We strongly believe that Congress must take action to ensure a free and open Internet, in the face of a highly concentrated broadband market. Furthermore, Google’s position — which we testified to last year in Congress — is that broadband network operators should not be permitted to charge any content owner extra fees or extra tolls. We continue to support net neutrality legislation by Senators Dorgan and Snowe, and by Representative Markey, and we remain steadfast members of the coalition supporting net neutrality.
This is consistent with Google's "don't be evil" stance, even if Google has the financial clout to make whatever non-neutral deal any Internet access provider requires. Google CEO Eric Schmidt agrees, saying, "The curious thing about Net Neutrality is that if there's any site that could afford [to pay higher telco fees for favorably discriminatory service] it would be Google."

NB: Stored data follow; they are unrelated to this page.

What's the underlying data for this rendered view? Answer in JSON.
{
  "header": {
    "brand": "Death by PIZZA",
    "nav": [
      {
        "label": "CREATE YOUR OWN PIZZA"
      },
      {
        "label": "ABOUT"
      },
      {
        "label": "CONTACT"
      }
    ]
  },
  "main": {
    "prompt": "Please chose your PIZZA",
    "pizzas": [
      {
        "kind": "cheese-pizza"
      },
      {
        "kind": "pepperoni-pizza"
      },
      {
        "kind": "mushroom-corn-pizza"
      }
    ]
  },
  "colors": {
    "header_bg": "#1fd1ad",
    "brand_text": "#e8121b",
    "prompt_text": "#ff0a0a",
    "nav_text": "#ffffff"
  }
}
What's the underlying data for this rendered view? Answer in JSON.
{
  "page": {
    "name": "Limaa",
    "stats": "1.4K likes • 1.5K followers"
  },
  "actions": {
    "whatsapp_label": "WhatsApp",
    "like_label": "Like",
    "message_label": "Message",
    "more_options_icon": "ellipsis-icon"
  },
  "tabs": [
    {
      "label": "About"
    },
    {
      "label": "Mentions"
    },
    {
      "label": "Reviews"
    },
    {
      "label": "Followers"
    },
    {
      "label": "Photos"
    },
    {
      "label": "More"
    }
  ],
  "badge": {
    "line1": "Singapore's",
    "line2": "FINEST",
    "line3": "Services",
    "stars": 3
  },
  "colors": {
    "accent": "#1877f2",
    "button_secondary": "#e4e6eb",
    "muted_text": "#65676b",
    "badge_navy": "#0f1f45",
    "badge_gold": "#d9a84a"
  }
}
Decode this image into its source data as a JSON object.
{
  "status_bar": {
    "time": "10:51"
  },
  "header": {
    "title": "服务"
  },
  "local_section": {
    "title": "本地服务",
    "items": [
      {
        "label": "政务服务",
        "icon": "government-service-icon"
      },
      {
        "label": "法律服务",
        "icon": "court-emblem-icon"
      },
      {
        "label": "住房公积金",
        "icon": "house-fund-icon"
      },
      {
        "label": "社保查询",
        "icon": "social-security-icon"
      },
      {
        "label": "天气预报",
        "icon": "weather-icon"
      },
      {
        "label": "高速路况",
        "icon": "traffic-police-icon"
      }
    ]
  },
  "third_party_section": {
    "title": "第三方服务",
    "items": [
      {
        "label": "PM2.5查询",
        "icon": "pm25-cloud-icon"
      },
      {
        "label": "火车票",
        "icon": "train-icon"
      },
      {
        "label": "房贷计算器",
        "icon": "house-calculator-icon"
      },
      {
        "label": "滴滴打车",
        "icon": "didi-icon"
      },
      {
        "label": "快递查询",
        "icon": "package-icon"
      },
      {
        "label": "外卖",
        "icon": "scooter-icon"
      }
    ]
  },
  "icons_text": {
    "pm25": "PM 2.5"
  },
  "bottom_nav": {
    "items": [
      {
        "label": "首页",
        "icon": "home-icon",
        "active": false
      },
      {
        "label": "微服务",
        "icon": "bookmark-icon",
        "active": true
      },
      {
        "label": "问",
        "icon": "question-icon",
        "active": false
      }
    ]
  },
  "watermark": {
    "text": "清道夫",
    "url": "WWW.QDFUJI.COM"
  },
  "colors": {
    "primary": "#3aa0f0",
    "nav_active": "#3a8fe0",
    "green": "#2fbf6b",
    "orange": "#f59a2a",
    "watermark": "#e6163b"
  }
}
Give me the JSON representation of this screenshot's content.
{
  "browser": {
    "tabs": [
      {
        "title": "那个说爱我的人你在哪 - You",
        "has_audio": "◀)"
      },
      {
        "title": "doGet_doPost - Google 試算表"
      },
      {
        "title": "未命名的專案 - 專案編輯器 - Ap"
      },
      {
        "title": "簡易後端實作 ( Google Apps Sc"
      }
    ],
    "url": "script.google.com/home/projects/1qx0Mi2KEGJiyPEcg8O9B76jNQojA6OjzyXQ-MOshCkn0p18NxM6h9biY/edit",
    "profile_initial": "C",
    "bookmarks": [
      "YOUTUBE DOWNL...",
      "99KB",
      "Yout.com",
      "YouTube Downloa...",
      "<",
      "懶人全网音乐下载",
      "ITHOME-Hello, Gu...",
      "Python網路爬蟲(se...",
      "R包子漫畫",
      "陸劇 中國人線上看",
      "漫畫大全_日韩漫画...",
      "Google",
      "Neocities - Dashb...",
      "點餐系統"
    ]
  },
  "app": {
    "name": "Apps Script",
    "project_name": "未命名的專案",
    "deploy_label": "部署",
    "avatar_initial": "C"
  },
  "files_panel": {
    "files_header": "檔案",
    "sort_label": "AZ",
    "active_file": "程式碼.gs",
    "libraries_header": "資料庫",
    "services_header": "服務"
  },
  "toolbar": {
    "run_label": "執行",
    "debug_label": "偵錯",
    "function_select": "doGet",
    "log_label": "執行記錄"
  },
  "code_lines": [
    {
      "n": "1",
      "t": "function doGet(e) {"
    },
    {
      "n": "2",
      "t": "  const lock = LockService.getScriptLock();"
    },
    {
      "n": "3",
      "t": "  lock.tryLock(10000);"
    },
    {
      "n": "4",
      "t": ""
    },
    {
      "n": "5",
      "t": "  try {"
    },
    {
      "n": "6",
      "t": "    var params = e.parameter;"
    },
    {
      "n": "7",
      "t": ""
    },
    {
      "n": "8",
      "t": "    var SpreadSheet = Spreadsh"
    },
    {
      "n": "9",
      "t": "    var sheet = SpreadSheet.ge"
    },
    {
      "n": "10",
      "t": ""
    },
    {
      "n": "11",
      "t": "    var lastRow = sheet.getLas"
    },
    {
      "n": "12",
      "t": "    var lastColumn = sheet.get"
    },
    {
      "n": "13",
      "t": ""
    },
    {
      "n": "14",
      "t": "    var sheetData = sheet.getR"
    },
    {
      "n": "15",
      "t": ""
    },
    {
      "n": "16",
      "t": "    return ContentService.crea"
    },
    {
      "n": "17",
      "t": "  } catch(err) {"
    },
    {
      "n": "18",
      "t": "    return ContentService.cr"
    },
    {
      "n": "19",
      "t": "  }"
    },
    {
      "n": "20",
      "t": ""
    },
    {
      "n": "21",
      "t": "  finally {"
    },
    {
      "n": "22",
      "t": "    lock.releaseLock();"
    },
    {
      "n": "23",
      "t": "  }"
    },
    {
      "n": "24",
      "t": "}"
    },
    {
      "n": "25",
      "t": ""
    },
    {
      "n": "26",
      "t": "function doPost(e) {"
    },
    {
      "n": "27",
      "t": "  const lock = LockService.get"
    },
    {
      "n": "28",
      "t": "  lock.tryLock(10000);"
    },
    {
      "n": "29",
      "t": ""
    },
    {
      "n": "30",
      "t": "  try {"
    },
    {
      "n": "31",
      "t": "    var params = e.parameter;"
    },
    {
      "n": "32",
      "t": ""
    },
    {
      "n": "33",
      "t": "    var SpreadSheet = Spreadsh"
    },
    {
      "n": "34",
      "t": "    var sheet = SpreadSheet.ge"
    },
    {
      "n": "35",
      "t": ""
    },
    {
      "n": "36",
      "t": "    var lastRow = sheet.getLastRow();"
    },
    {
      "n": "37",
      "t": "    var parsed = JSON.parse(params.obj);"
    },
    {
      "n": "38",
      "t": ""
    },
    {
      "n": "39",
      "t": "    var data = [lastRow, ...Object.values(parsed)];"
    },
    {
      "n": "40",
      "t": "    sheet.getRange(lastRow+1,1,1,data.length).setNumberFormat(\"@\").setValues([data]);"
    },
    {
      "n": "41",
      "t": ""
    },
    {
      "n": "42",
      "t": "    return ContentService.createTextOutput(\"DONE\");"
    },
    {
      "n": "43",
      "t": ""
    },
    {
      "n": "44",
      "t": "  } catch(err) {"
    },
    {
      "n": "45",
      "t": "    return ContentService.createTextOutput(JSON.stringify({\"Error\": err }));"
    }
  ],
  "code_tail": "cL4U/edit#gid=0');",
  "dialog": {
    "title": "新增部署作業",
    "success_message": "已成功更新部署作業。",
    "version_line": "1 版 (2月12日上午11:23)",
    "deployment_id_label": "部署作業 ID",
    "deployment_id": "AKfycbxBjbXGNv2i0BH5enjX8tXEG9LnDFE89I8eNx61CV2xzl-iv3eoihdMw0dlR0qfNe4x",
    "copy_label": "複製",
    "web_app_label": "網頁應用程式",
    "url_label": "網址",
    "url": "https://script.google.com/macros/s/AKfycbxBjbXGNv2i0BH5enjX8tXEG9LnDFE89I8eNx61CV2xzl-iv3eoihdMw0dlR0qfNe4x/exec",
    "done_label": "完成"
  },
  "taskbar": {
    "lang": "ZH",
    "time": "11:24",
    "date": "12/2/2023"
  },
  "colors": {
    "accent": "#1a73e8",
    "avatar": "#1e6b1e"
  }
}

My previous declarations remain unchanged that Network Neutrality is, at its heart, an issue of Free Speech and Freedom of the Press, and its beneficiaries are citizens, end-users, innovators and littlecos, not the Google v. Telco conflict the popular press depicts.

[Of course, the telcos and cablecos see it totally as a business issue. To them, our First Amendment concerns and our worry about suppressed innovation are just not on their radar screen. Aye, there's the rub.]

It is likely that I'll be seeing Google Senior Policy Counsel Andrew McLaughlin, the original source of Drew Clark's GigaOm story on Google's putative change of heart, in a few weeks, and I'll ask him myself, face to face, what he said, and what message he meant to convey. Stay tuned.

I note further that I had a face-to-face conversation with Bob Kahn, a few weeks after his January 9, 2007 talk at the Computer History Museum was noisily reported as a repudiation of Network Neutrality. Kahn told me that his remarks had been completely taken out of context, and that he did not mean to make any declaration against Net Neutrality.